Sebastián has also had some benefit from adding ultrasound checks between cystoscopy, just to add peace of mind.  I shared that ultrasound had not detected anything in my case, but perhaps it cannot hurt to check.  On the other hand, about 3 months after cystoscopy and biopsies came back all clear, Sebastián went in for a precautionary ultrasound that detected a large (8mm) spherical intrusion into the bladder.  Look at the center right side of each photo below - this thing looks huge!


Rather than adding peace of mind, the effect was opposite.  Can you imagine the growth rate of something that size forming after only 3 months?   The doctors told him it could be a "blister," a harmless byproduct of the biopsies, or it could be a tumor.  A TURBT was scheduled for the day after Christmas last year.  On January 3 he got the good news.  The "tumor" was an inflammation of the bladder wall caused by the previous TUR surgery and biopsy.  Supposedly a rare phenomenon, it is completely benign.  God is indeed good, ALL THE TIME.  Sebastián wanted me to post the details here so that others may know that not everything detected after surgery is a problem.
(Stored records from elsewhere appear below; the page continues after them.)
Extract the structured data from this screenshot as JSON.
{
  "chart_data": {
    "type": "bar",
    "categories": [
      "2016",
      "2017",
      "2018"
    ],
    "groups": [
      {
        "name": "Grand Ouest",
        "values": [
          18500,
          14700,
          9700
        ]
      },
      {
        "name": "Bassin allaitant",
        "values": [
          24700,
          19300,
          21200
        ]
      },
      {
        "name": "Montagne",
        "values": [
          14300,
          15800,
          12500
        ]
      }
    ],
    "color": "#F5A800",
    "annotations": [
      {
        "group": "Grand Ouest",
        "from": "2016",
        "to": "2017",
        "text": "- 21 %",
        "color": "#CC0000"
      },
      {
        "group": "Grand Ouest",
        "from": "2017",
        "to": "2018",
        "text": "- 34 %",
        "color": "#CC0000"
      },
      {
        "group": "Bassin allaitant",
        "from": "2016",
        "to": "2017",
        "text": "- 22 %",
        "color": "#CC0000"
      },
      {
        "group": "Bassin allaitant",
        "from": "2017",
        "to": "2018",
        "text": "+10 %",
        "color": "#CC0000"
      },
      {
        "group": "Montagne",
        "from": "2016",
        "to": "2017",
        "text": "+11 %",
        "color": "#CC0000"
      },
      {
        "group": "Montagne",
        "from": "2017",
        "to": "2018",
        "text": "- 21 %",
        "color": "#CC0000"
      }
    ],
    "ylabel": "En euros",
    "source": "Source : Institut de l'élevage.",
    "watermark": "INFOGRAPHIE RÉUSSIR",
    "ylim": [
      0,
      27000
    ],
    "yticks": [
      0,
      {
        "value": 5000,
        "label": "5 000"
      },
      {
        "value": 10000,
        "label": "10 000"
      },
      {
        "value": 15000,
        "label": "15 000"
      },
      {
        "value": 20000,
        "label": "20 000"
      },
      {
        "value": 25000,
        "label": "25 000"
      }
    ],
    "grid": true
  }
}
Other advice from Sebastián concerns post-TURBT recovery.  Super-hydration (4+ litres/day), avoid spicy foods or other dietary irritants (citrus and other things high in vitamin C), and chamomile tea.


I want to thank Sebastián and Marisa for sharing his information with us all, and I hope that he can remain cancer-free.  Perhaps we can meet on some tropical island some time to practice our relaxation techniques!